1220/500000 = 0.244%



Then there's the matter of average number of ores used. The actual expected values, given by a simple recurrence relation, are:
+10 -> +11 => 10 (10 from +10)
+11 -> +12 => 100 (110 from +10)
+12 -> +13 => 910 (1020 from +10)
+13 -> +14 => 8200 (9220 from +10)
+14 -> +15 => 73810 (83030 from +10)
+15 -> +16 => 664300 (747330 from +10)
+16 -> +17 => 5978710 (6726040 from +10)
+17 -> +18 => 53808400 (60534440 from +10)
+18 -> +19 => 484275610 (544810050 from +10)
+19 -> +20 => 4358480500 (4903290550 from +10)

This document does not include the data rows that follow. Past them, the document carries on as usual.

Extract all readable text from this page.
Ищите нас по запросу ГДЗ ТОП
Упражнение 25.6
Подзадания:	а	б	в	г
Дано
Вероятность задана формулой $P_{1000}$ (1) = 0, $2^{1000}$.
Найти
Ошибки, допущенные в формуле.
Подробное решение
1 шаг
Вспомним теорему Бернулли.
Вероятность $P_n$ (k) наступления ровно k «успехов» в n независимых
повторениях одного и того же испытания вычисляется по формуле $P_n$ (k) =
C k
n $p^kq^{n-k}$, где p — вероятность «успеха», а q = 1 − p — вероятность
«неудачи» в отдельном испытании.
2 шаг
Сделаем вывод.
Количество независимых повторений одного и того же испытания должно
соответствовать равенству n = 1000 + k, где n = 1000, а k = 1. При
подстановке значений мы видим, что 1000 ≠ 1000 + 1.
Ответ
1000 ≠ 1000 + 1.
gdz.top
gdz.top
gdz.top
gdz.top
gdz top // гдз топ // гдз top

You can extend the simulation:

$ cat sim2.lua
local print = print
local random = math.random

local function upgrade(level, target)
	local count = 0
	while level < target do
		count = count + 1
		if random(10) == 1 then
			level = level + 1
		elseif level ~= 10 then
			level = level - 1
		end
	end
	return count
end

math.randomseed(os.time())
for j = 10, 13 do
	local sum = 0
	local k = j + 1
	for i = 1, 500000 do
		sum = sum + upgrade(j, k)
	end
	print(string.format("+%d -> +%d => %f", j, k, sum / 500000))
end

for k = 12, 14 do
	local sum = 0
	for i = 1, 500000 do
		sum = sum + upgrade(10, k)
	end
	print(string.format("+10 -> +%d => %f", k, sum / 500000))
end

$ luajit sim2.lua
+10 -> +11 => 10.004268
+11 -> +12 => 100.186342
+12 -> +13 => 913.884986
+13 -> +14 => 8207.019994
+10 -> +12 => 109.927122
+10 -> +13 => 1020.979678
+10 -> +14 => 9226.278846

Pretty close to the actual values, right?

But your page says:

o my god my head just exploded.....

[Akshaysanwal]

judging from this I doubt you even understand the math

Sure. /swt

[Vehona]

Btw, how accurate are values of success chances for 10+ items? I mean, I doubt that anybody could state that known values are correct. All those chances were calculated in an experiment, right?